Drainage périphérique et cuvelage
Quand l’injection ne suffit pas (nappe phréatique haute, mur enterré), un drainage extérieur combiné à un enduit de cuvelage côté intérieur reste la solution la plus fiable. Le cuvelage forme une coque étanche qui résiste à la pression de l’eau. Ces travaux sont plus lourds, mais ils règlent le problème à la source au lieu de le contenir.
Ventilation et condensation : le traitement humidité le plus sous-estimé
Une maison bien isolée mais mal ventilée concentre la vapeur d’eau produite par ses occupants (cuisine, douche, respiration). Cette vapeur se condense sur les parois froides et alimente les moisissures.
- Une VMC simple flux en bon état renouvelle l’air et évacue l’excès d’humidité. On vérifie que les bouches d’extraction aspirent réellement (un mouchoir doit tenir collé) et que les entrées d’air en menuiserie ne sont pas obturées.
- Une VMC hygroréglable adapte son débit au taux d’humidité ambiant, ce qui limite les déperditions de chaleur en hiver tout en asséchant les pièces humides.
- Dans les pièces ponctuellement très humides (salle de bain sans fenêtre, buanderie), un extracteur mécanique temporisé complète le dispositif.
Sans ventilation efficace, aucune peinture ni aucun enduit ne tiendra durablement. C’est le prérequis que beaucoup de bricoleurs négligent en se concentrant uniquement sur le revêtement.
Isolation intérieure sur mur humide : le piège de l’isolant étanche
Depuis que l’audit énergétique est devenu obligatoire pour la vente de logements classés F et G, la question de l’isolation des murs intérieurs humides revient systématiquement. Poser un doublage en plaques de plâtre avec un isolant standard sur un mur qui n’a pas été assaini au préalable aggrave le problème : l’humidité reste piégée entre le mur et l’isolant, les moisissures prolifèrent dans un espace invisible, et l’isolant perd ses propriétés thermiques.
L’alternative qui monte en rénovation consiste à utiliser des isolants perspirants (fibre de bois, liège, certaines laines minérales adaptées). Ces matériaux laissent la vapeur d’eau traverser la paroi au lieu de la bloquer, ce qui permet au mur de sécher progressivement tout en améliorant le confort thermique.

L’Ademe rappelle que des parois gorgées d’eau entraînent des pertes de chaleur accrues et que le traitement de l’humidité doit être pensé en cohérence avec la rénovation énergétique. En pratique, on traite d’abord la source (capillarité, infiltration, ventilation), on laisse le mur sécher, et on isole ensuite avec un matériau compatible.

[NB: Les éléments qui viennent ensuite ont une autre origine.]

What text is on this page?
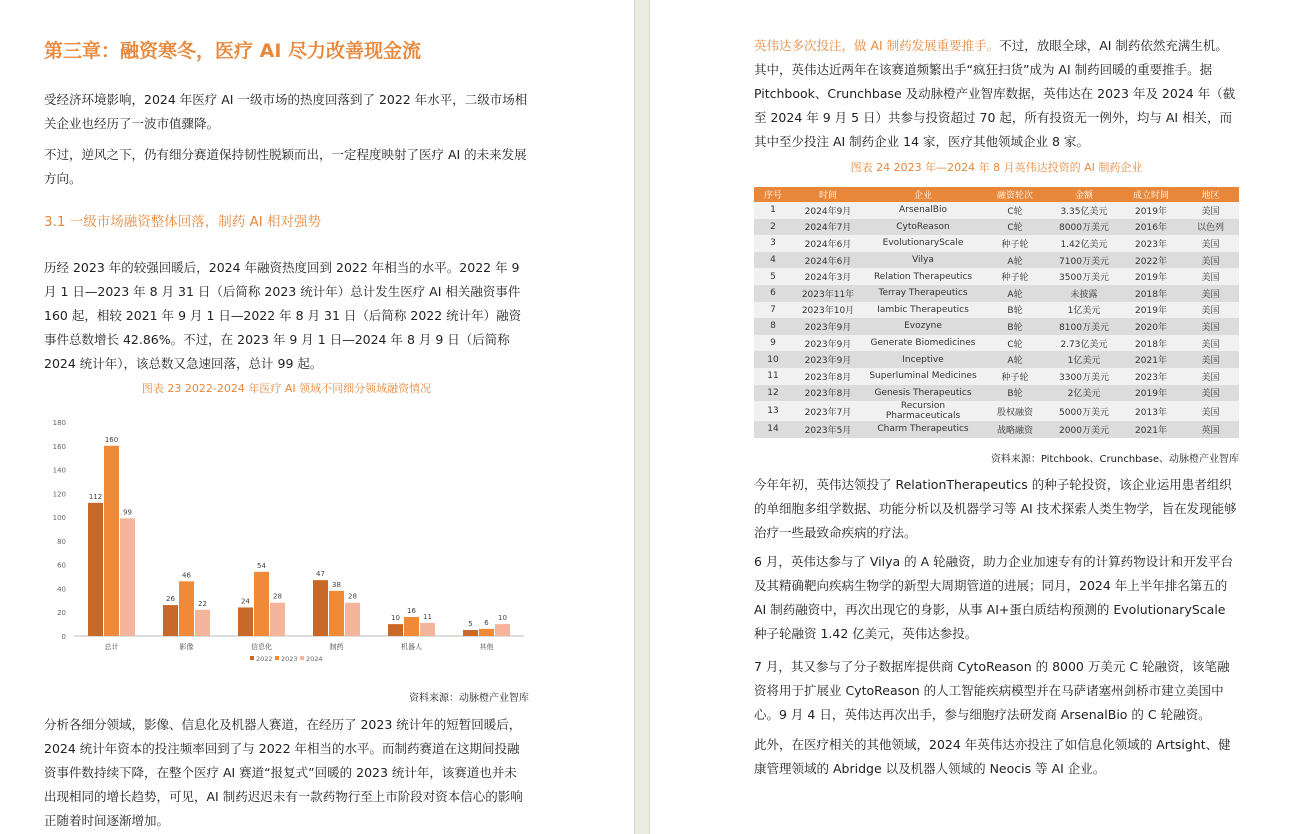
第三章：融资寒冬，医疗 AI 尽力改善现金流

受经济环境影响，2024 年医疗 AI 一级市场的热度回落到了 2022 年水平，二级市场相关企业也经历了一波市值骤降。

不过，逆风之下，仍有细分赛道保持韧性脱颖而出，一定程度映射了医疗 AI 的未来发展方向。

3.1 一级市场融资整体回落，制药 AI 相对强势

历经 2023 年的较强回暖后，2024 年融资热度回到 2022 年相当的水平。2022 年 9 月 1 日—2023 年 8 月 31 日（后简称 2023 统计年）总计发生医疗 AI 相关融资事件 160 起，相较 2021 年 9 月 1 日—2022 年 8 月 31 日（后简称 2022 统计年）融资事件总数增长 42.86%。不过，在 2023 年 9 月 1 日—2024 年 8 月 9 日（后简称 2024 统计年），该总数又急速回落，总计 99 起。

图表 23 2022-2024 年医疗 AI 领域不同细分领域融资情况
0
20
40
60
80
100
120
140
160
180
112
160
99
总计
26
46
22
影像
24
54
28
信息化
47
38
28
制药
10
16
11
机器人
5 6
10
其他
2022 2023 2024
资料来源：动脉橙产业智库

分析各细分领域，影像、信息化及机器人赛道，在经历了 2023 统计年的短暂回暖后，2024 统计年资本的投注频率回到了与 2022 年相当的水平。而制药赛道在这期间投融资事件数持续下降，在整个医疗 AI 赛道“报复式”回暖的 2023 统计年，该赛道也并未出现相同的增长趋势，可见，AI 制药迟迟未有一款药物行至上市阶段对资本信心的影响正随着时间逐渐增加。

英伟达多次投注，做 AI 制药发展重要推手。不过，放眼全球，AI 制药依然充满生机。其中，英伟达近两年在该赛道频繁出手“疯狂扫货”成为 AI 制药回暖的重要推手。据 Pitchbook、Crunchbase 及动脉橙产业智库数据，英伟达在 2023 年及 2024 年（截至 2024 年 9 月 5 日）共参与投资超过 70 起，所有投资无一例外，均与 AI 相关，而其中至少投注 AI 制药企业 14 家，医疗其他领域企业 8 家。

图表 24 2023 年—2024 年 8 月英伟达投资的 AI 制药企业
资料来源：Pitchbook、Crunchbase、动脉橙产业智库

今年年初，英伟达领投了 RelationTherapeutics 的种子轮投资，该企业运用患者组织的单细胞多组学数据、功能分析以及机器学习等 AI 技术探索人类生物学，旨在发现能够治疗一些最致命疾病的疗法。

6 月，英伟达参与了 Vilya 的 A 轮融资，助力企业加速专有的计算药物设计和开发平台及其精确靶向疾病生物学的新型大周期管道的进展；同月，2024 年上半年排名第五的 AI 制药融资中，再次出现它的身影，从事 AI+蛋白质结构预测的 EvolutionaryScale 种子轮融资 1.42 亿美元，英伟达参投。

7 月，其又参与了分子数据库提供商 CytoReason 的 8000 万美元 C 轮融资，该笔融资将用于扩展业 CytoReason 的人工智能疾病模型并在马萨诸塞州剑桥市建立美国中心。9 月 4 日，英伟达再次出手，参与细胞疗法研发商 ArsenalBio 的 C 轮融资。

此外，在医疗相关的其他领域，2024 年英伟达亦投注了如信息化领域的 Artsight、健康管理领域的 Abridge 以及机器人领域的 Neocis 等 AI 企业。

序号	时间	企业	融资轮次	金额	成立时间	地区
1	2024年9月	ArsenalBio	C轮	3.35亿美元	2019年	美国
2	2024年7月	CytoReason	C轮	8000万美元	2016年	以色列
3	2024年6月	EvolutionaryScale	种子轮	1.42亿美元	2023年	美国
4	2024年6月	Vilya	A轮	7100万美元	2022年	美国
5	2024年3月	Relation Therapeutics	种子轮	3500万美元	2019年	美国
6	2023年11年	Terray Therapeutics	A轮	未披露	2018年	美国
7	2023年10月	Iambic Therapeutics	B轮	1亿美元	2019年	美国
8	2023年9月	Evozyne	B轮	8100万美元	2020年	美国
9	2023年9月	Generate Biomedicines	C轮	2.73亿美元	2018年	美国
10	2023年9月	Inceptive	A轮	1亿美元	2021年	美国
11	2023年8月	Superluminal Medicines	种子轮	3300万美元	2023年	美国
12	2023年8月	Genesis Therapeutics	B轮	2亿美元	2019年	美国
13	2023年7月	Recursion Pharmaceuticals	股权融资	5000万美元	2013年	美国
14	2023年5月	Charm Therapeutics	战略融资	2000万美元	2021年	英国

Finitions après assèchement : peinture et enduit anti-humidité
Une fois le mur sec (vérification à l’hygromètre, pas au toucher), on peut appliquer une finition durable. Deux options principales se distinguent sur le terrain.

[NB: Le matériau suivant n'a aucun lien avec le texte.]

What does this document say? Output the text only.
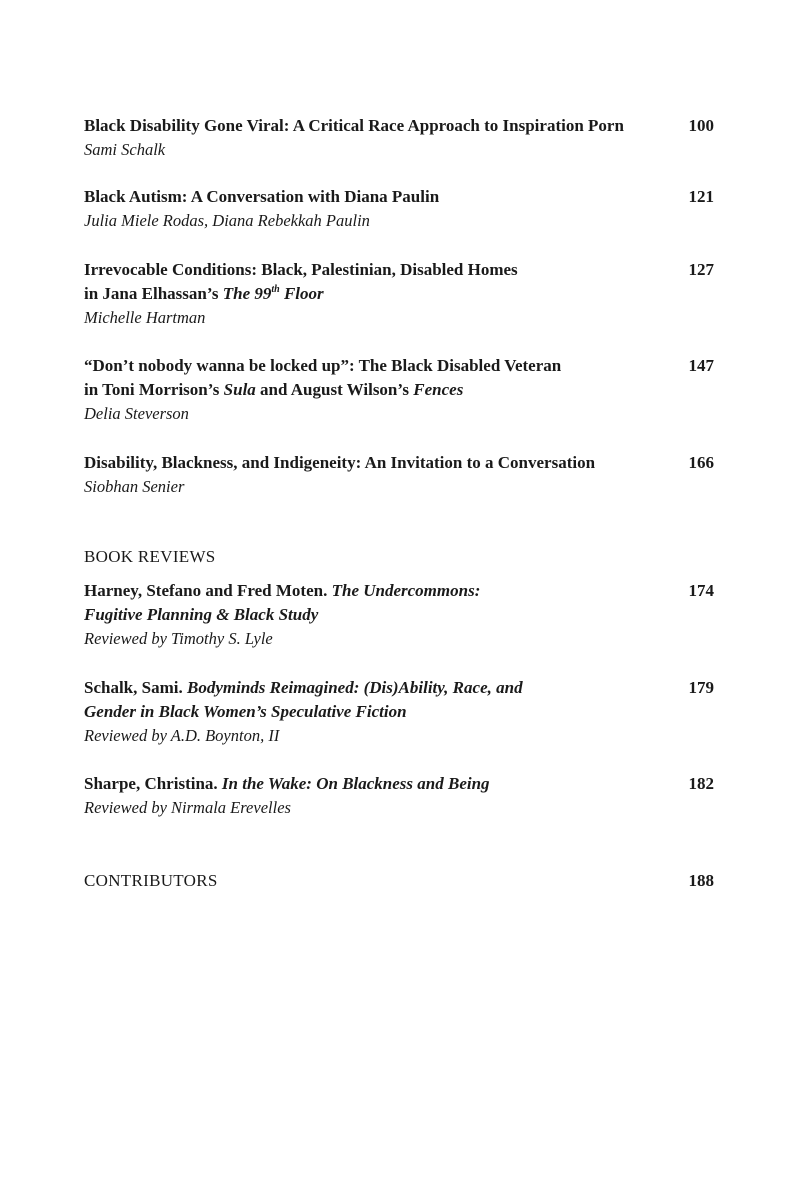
Black Disability Gone Viral: A Critical Race Approach to Inspiration Porn
Sami Schalk
100
Black Autism: A Conversation with Diana Paulin
Julia Miele Rodas, Diana Rebekkah Paulin
121
Irrevocable Conditions: Black, Palestinian, Disabled Homes
in Jana Elhassan’s The 99th Floor
Michelle Hartman
127
“Don’t nobody wanna be locked up”: The Black Disabled Veteran
in Toni Morrison’s Sula and August Wilson’s Fences
Delia Steverson
147
Disability, Blackness, and Indigeneity: An Invitation to a Conversation
Siobhan Senier
166
BOOK REVIEWS
Harney, Stefano and Fred Moten. The Undercommons:
Fugitive Planning & Black Study
Reviewed by Timothy S. Lyle
174
Schalk, Sami. Bodyminds Reimagined: (Dis)Ability, Race, and
Gender in Black Women’s Speculative Fiction
Reviewed by A.D. Boynton, II
179
Sharpe, Christina. In the Wake: On Blackness and Being
Reviewed by Nirmala Erevelles
182
CONTRIBUTORS	188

L’enduit à la chaux, perspirant, convient aux murs anciens en pierre ou en brique. Il régule naturellement l’humidité résiduelle et tolère de légers mouvements de la maçonnerie. La chaux reste le meilleur allié des murs anciens humides.
La peinture anti-humidité (hydrofuge ou microperméable) s’applique sur un support sain et sec. Elle freine la pénétration d’eau depuis l’extérieur sur les murs exposés, mais ne remplace jamais un traitement de fond. Utilisée seule sur un mur encore humide, elle cloque en quelques mois.

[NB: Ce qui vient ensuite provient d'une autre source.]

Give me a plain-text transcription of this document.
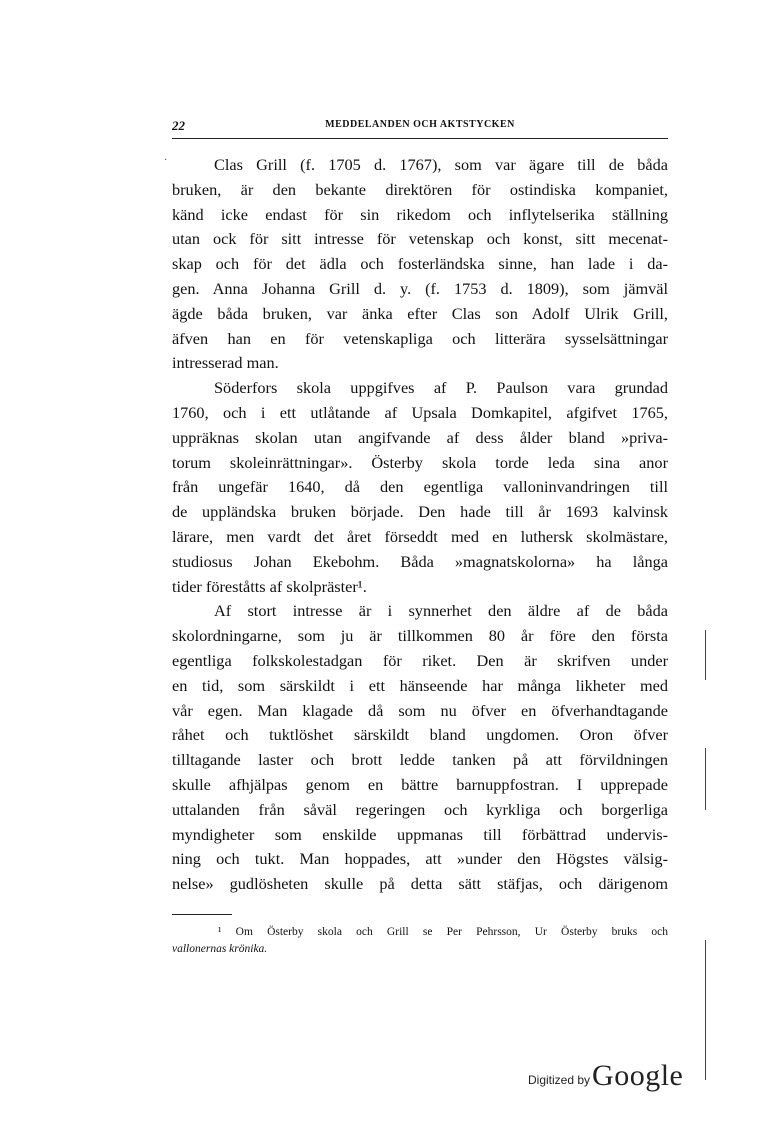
22	MEDDELANDEN OCH AKTSTYCKEN
·	Clas Grill (f. 1705 d. 1767), som var ägare till de båda
bruken, är den bekante direktören för ostindiska kompaniet,
känd icke endast för sin rikedom och inflytelserika ställning
utan ock för sitt intresse för vetenskap och konst, sitt mecenat-
skap och för det ädla och fosterländska sinne, han lade i da-
gen. Anna Johanna Grill d. y. (f. 1753 d. 1809), som jämväl
ägde båda bruken, var änka efter Clas son Adolf Ulrik Grill,
äfven han en för vetenskapliga och litterära sysselsättningar
intresserad man.
Söderfors skola uppgifves af P. Paulson vara grundad
1760, och i ett utlåtande af Upsala Domkapitel, afgifvet 1765,
uppräknas skolan utan angifvande af dess ålder bland »priva-
torum skoleinrättningar». Österby skola torde leda sina anor
från ungefär 1640, då den egentliga valloninvandringen till
de uppländska bruken började. Den hade till år 1693 kalvinsk
lärare, men vardt det året förseddt med en luthersk skolmästare,
studiosus Johan Ekebohm. Båda »magnatskolorna» ha långa
tider föreståtts af skolpräster¹.
Af stort intresse är i synnerhet den äldre af de båda
skolordningarne, som ju är tillkommen 80 år före den första
egentliga folkskolestadgan för riket. Den är skrifven under
en tid, som särskildt i ett hänseende har många likheter med
vår egen. Man klagade då som nu öfver en öfverhandtagande
råhet och tuktlöshet särskildt bland ungdomen. Oron öfver
tilltagande laster och brott ledde tanken på att förvildningen
skulle afhjälpas genom en bättre barnuppfostran. I upprepade
uttalanden från såväl regeringen och kyrkliga och borgerliga
myndigheter som enskilde uppmanas till förbättrad undervis-
ning och tukt. Man hoppades, att »under den Högstes välsig-
nelse» gudlösheten skulle på detta sätt stäfjas, och därigenom
¹ Om Österby skola och Grill se Per Pehrsson, Ur Österby bruks och
vallonernas krönika.
Digitized by Google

- Grattez tout revêtement qui se décolle et brossez le salpêtre avant de recouvrir.
- Appliquez un fixateur de fond si le support est friable, puis deux couches de finition.
- Attendez que chaque couche sèche complètement, surtout en période froide où le séchage ralentit.
Le traitement humidité des murs intérieurs n’a rien de mystérieux, mais il exige de respecter un ordre précis : diagnostic, traitement de la cause, séchage, puis finition. Sauter une étape, c’est garantir que les taches et les moisissures reviendront dans la maison. Sur un mur ancien ou une configuration complexe, un diagnostic professionnel reste le meilleur investissement avant d’engager des travaux de rénovation.